Moms must be empowered, celebrated, adored…most mothers are their family’s checkbook, nurse, and telescope. Moms pray and soothe and encourage. They strengthen and build, mold and pry, all to start over the masterpiece tomorrow. Most do not stop; most moms cannot stop. It is her interest, her intrigue, her power, and her destiny to…sculpt.
In my home, I am a mammalogist. I study the species of my children, monitoring their existences and growth patterns. I am intensely aware of their evolutions and anatomies. I study how they interact with their environments and with one another, then motivate active recommendations.
I am Head of Visitor Services. I ensure that my home is as close to presentation mode to guests as possible around the push-toys and cracker crumbs and straddled shoes. My home is my museum; my museum is an extension of my kinship.
I am a chemical oceanographer. While monitoring the bodies of water my children bathe, swim, and play in, I balance poor water temperature levels and unearth distressing foreign materials. The composition of this element is essential to overall safety and happiness.
I am a buyer. Taking great care in the frequent selection of clothing and footwear for the children, I also delegate diaper changing and coordinate the overall organization of these materials removal or donation when they no longer fit.
I am the sole governess of my estate. I sweep through my home to ensure that cleanliness has been performed and that the children are properly formally enlightened and schooled.

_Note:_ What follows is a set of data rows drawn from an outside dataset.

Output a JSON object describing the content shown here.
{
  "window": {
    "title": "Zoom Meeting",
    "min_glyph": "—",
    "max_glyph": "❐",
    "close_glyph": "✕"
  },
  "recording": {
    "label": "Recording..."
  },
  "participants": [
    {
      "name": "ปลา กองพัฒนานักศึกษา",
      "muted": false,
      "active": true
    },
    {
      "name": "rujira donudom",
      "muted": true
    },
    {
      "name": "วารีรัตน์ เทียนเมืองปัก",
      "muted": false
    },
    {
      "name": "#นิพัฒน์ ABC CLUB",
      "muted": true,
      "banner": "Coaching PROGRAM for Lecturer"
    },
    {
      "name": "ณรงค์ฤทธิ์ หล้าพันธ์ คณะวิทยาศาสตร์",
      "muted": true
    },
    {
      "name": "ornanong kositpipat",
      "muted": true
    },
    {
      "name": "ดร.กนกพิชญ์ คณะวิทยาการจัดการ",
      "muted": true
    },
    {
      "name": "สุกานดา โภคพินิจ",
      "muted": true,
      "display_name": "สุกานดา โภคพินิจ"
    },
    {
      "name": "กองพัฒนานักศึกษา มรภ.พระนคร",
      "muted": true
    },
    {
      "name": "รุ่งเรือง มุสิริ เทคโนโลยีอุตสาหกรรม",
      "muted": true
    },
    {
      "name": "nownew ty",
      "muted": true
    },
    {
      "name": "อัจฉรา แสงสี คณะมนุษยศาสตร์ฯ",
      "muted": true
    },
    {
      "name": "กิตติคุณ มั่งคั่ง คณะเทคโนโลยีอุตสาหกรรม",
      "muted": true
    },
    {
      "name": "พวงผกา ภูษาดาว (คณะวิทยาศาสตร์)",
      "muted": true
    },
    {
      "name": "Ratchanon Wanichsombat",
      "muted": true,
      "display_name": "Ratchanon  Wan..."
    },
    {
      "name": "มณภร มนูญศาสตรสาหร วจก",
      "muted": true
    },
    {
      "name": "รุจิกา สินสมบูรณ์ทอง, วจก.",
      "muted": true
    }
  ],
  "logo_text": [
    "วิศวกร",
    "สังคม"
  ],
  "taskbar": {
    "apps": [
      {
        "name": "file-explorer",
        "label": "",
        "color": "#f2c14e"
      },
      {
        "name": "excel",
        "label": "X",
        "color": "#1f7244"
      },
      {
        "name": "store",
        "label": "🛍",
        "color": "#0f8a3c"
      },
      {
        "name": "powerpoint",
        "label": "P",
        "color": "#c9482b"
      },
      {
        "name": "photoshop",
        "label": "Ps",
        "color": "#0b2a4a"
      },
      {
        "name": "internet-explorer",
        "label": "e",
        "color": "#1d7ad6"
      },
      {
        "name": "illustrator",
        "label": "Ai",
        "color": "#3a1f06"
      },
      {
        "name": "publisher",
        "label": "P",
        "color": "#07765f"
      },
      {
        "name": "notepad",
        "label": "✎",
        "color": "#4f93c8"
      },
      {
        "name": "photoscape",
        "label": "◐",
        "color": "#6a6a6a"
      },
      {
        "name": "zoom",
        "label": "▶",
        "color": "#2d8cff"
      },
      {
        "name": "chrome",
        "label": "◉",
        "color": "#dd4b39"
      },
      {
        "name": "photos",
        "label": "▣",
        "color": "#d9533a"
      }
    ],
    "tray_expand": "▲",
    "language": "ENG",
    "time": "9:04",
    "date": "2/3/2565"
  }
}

I am the executive chef, regardless of my lack of enthusiasm regarding this career. I supervise kitchen inventory and make educated suggestions for the repair or replacement of equipment. If food purchases require pick-up or shopping, I perform those tasks peacefully. However, delegating to my sous chef and maximizing the productivity of all involved is the preferred choice.
I am the emcee. I make introductions; I handle the crowd. I run the party. I host, I entertain, I keep time. I am the catalyst, the focal point; I construct the atmosphere of welcome, the representation, of my family.
I am much more than just “mom.” The roles are difficult, but valued. And I tip my many stacked hats to all moms this weekend and always.